Apple is handling these latest challenges the right way. It is a premium brand with premium products and premium profit margins, and it would be a terrible mistake for the company to suddenly begin to compete on price. (Or, worse, to throw its whole value proposition out the window because of a temporary dip in the economy.)
People buy Apple products because of the magical halo of quality and cool that Steve “Sex in a Box” Jobs endows them with, and they understand and accept that–to get that halo–you have to pay up. Once Apple’s marketing pitch becomes “costs the same as a Dell”, this sexiness will evaporate, and the company will become just another box maker.
It is true that it will be more and more challenging for Apple to maintain its amazing growth and margins as it moves out of a small, passionate high-end market and into the mass market, but the company is gradually positioning itself to do this without sacrificing its premium positioning. Importantly, its prices are coming down, just not enough to where anyone will accuse it of trying to compete on price.

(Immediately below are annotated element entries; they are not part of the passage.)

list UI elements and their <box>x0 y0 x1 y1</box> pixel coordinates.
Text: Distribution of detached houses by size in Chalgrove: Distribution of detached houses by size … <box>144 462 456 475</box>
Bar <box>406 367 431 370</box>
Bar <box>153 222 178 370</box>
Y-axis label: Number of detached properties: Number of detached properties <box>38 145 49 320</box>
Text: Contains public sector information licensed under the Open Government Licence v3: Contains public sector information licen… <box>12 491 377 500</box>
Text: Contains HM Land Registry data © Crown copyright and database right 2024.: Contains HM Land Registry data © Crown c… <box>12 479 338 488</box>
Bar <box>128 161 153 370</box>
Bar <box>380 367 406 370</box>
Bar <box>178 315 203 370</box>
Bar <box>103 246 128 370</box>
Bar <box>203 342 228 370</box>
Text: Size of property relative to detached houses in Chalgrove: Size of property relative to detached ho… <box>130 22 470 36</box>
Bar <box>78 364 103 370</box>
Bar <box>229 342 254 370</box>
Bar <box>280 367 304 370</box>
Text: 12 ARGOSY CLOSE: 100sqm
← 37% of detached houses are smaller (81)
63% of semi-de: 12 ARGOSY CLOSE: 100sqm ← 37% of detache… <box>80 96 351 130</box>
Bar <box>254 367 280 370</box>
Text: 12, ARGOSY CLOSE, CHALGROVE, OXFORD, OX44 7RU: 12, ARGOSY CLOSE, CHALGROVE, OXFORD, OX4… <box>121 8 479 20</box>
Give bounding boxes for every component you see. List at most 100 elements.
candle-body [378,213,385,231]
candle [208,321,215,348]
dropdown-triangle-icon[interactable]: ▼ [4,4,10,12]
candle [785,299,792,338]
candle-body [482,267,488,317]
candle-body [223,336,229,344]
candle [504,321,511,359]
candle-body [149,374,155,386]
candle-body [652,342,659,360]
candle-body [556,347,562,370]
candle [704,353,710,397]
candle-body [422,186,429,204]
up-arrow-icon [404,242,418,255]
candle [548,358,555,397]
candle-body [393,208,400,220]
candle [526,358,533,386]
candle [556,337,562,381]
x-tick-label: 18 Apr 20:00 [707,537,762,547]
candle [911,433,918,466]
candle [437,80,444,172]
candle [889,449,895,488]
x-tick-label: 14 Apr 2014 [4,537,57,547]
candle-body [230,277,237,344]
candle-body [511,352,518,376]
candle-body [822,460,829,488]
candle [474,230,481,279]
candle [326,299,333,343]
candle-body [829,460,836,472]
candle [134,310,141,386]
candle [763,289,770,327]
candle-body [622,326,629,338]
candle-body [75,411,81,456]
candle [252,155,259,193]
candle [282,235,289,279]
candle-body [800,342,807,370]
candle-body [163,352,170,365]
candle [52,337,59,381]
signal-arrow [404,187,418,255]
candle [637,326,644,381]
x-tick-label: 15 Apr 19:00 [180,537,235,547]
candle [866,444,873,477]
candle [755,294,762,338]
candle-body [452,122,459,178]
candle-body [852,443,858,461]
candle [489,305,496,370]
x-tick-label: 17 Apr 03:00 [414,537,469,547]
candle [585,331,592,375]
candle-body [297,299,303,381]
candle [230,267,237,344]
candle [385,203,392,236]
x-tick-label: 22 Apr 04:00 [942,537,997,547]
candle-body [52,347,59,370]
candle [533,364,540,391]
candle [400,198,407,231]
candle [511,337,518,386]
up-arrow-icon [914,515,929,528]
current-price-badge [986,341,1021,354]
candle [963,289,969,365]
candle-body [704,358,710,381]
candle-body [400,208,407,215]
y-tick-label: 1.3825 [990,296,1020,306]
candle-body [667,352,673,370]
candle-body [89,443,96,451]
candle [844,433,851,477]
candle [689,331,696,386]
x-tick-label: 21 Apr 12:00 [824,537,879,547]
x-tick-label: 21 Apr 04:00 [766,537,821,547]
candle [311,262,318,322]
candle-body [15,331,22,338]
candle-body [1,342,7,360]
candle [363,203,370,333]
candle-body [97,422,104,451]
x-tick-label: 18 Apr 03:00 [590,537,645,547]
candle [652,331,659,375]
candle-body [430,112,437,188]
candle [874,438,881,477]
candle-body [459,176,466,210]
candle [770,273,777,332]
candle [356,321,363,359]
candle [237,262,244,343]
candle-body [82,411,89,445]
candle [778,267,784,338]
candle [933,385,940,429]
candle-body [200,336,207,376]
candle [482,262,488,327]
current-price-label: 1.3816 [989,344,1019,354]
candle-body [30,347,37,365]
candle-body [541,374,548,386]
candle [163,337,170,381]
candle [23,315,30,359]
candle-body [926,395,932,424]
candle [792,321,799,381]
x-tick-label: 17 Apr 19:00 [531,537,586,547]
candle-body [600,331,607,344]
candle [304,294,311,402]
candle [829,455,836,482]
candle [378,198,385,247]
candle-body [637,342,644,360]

- A $1,000 laptop is not really much more expensive than an $800 laptop, especially for a product that should last a few years. Apple will never win over the folks who choose purely on price anyway, so it would be dumb for it to sacrifice its premium positioning to try.
- The $200 iPhone has much of the functionality that many people once looked to laptops for, and some potential buyers of $500-$800 laptop will opt for that instead. Apple’s iPhone, moreover, is still the highest quality product in the market, so no one who buys it will ever feel like they’re settling for less.
In short, Apple has positioned itself to sell products to all but the most price-sensitive segment of the market. and because that segment is also the least profitable (except at Walmart-like scale), the company is smart not to sacrifice its brand and value proposition to play there.
But Won’t a Recession Flatten The Company?
No. BMW, Mercedes, and–more relevantly–Toyota don’t go out of business every time the economy weakens. They get hit, of course–everyone gets hit–but their value proposition doesn’t suddenly disappear.
What will likely happen to Apple over the next 18 months?
- Its growth will be slower than expected (because some customers will either delay purchases or choose cheaper options).
- Its margins will be lower (because it will be spreading its fixed costs over a smaller sales base)
The stock market has already foreseen this, which is why the stock has gotten so beaten up. There is a big difference between this and Apple being in any sort of trouble, however. And that’s why you’ve also seen such aggressive buying every time the stock gets near $90 a share.
Apple has $20+ billion in cash, no debt, and the highest margins and fastest growth rate in the industry. At $90, after excluding the value of the cash, the stock trades at just under 10X free cash flow, which is an extraordinarily low multiple for a company of this quality. In a market environment like this, the stock could obviously go lower, but if it does, this won’t be because of any mistakes Apple has made.